5. Sahabat

751 48 0
                                    

POV Jona

Akhirnya berhasil memaksa Dave mandi dan memakai bajuku. Hal sepele seperti itu saja harus menggunakan emosi dulu. Sebelum pergi, kami turun dan menemui mama yang masih menonton Tv.

"Ma.. Dave permisi pulang, terima kasih" Dave berpamitan ke mama.

"Iya ati-ati ya Dave.."

"Bener-bener deh.. punya anak lain sekarang mama?" Karena Dave memanggil Ibu dokter ini mama.

"Kenapa? cemburu? mama yang minta Dave manggil mama.. "

"Iya... suka-suka mama... Selagi bu dokter senang, Jona juga senang.." Aku tersenyum lebar.

"Kamu anter Dave sampe rumah lho ya.." Mama memperingatkanku dengan nada mengancam.

"Iya.. nggak percaya amat sama Jona, kalau perlu sampe kamarnya.. Jona anter sampe kamar.." Ucapku dengan gemas.

" Mama ni nyuruh nganter, mama nggak mikir Jona baliknya naik ojol. Mama nggak khawatir ?" lanjutku.

Aku mendekat dan mencium pipi mama.

"Heii Buat apa punya badan berotot kalau naik ojol aja takut" Mama menekan perutku dengan jari telunjuknya berulang kali. Ya bu dokter selalu punya jawaban.

"Sini Dave.."Mama membuka tangannya memberi isayarat pada Dave untuk masuk ke dalam pelukannya.
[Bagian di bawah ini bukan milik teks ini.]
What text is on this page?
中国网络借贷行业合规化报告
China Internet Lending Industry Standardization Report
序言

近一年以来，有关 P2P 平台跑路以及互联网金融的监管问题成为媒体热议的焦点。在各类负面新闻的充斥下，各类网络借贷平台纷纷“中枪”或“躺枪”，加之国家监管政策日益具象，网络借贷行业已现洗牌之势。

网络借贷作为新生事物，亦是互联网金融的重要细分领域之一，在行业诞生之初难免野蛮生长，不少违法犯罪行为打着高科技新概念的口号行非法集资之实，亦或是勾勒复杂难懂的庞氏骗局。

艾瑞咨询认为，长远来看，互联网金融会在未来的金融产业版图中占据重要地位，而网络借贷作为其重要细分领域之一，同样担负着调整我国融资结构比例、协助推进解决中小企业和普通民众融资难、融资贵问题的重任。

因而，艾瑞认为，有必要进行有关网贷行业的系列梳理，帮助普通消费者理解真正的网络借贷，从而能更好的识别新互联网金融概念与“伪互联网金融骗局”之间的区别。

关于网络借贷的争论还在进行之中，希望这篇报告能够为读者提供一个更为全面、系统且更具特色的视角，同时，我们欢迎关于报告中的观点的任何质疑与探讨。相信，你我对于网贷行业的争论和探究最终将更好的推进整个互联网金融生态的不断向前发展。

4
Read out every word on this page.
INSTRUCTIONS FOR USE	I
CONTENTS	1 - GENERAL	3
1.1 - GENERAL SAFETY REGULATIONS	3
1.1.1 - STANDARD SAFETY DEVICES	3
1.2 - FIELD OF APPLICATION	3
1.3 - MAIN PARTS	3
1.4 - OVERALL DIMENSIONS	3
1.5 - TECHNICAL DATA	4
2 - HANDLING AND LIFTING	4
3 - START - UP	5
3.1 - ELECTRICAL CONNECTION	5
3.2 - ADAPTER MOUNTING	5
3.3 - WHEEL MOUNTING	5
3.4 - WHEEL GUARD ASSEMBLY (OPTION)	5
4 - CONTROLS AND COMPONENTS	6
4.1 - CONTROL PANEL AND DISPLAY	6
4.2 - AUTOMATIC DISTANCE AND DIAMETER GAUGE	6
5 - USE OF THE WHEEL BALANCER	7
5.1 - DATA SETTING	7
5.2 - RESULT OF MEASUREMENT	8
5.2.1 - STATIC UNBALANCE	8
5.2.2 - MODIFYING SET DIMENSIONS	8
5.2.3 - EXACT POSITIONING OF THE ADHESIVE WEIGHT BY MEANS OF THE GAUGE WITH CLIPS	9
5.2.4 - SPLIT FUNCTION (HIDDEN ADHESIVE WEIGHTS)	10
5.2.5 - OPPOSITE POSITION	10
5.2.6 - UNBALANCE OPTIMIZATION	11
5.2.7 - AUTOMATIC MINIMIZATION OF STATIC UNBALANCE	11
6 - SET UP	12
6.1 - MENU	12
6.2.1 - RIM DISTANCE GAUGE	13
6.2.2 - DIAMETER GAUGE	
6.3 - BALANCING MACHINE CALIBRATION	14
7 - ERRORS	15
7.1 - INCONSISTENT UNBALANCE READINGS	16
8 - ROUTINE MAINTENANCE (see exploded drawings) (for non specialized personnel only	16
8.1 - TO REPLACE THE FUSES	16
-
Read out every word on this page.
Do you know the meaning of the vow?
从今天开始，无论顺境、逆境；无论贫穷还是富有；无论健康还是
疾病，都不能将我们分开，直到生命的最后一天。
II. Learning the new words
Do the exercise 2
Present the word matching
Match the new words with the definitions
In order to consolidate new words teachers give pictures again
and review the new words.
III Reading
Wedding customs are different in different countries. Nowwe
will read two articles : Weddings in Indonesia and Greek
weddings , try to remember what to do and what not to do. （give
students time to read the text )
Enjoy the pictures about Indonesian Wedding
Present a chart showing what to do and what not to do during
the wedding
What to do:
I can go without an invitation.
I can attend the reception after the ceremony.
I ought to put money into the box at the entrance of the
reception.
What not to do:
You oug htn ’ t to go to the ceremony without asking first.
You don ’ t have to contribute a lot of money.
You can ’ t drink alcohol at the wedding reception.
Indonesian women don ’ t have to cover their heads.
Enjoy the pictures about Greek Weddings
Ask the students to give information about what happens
Dave dengan tersenyum masuk kedalam pelukan mama.

"Jona ati-ati dijalan.."

"Iya ma..."

Saat perjalanan pulang, Dave minta mampir sebentar ke sebuah tempat yang  berlawanan arah dari arah rumahnya.

"Apa nggak bisa besok aja?" tanyaku.

"Sekalian jalan.."

"Ini sih nggak sekalian, kalau sekalian itu searah, ini tu kita muter jauh." Protesku.

"Cerewet.."

"Malah ngatain.." komentarku.

Dave tidak menjawab.

Kami sampai di depan ruko jual beli hp. Tahu kan, wilayah yang satu deret ruko yang isi nya orang jual beli hp.

"Disini?" Tanyaku.

"Hmm.."

"Aku ikut turun?" Tanyaku, takutnya kalau terjadi sesuatu.

Dulu aku khawatir dia yang membuat ulah, tapi semenjak tadi malam aku khawatir dia yang kenapa-kenapa.

"Nggak usah." Dave turun sedangkan aku menunggu di mobil.

Selagi dia pergi ke salah satu ruko, aku mengawasi dia dari mobil.
Dia kembali dalam hitungan menit,

"Hp mu masih belum selesai." kata Dave saat kembali duduk dikursi.

"Iya.. aku tunggu sampai selesai. Nggak mau tahu harus bener.. " komentarku.

"Iya.. iya.. Kata Masnya bisa bener"

"Baguslah. udah ni ? pulang?" Tanyaku.

"Hmm.."


Akhirnya sampai juga di rumah Dave.
Baru masuk halaman rumahnya, mobil ayahnya muncul dibelakang kami. Wajah Dave berubah pucat.

"Sore Om.. " Aku memberi salam ke ayah Dave.

"Oh ya.. sore.. " Ayah Dave memasang wajah ramah, sampai aku tidak percaya ini orang yang sama dengan yang memukul Dave kemarin. Apalagi dengan pakaian jas rapi ala-ala CEO perusahan besar. Ya memang dia orang kaya. Seperti tidak masuk nalarku, dia memukul anaknya sampai seperti itu.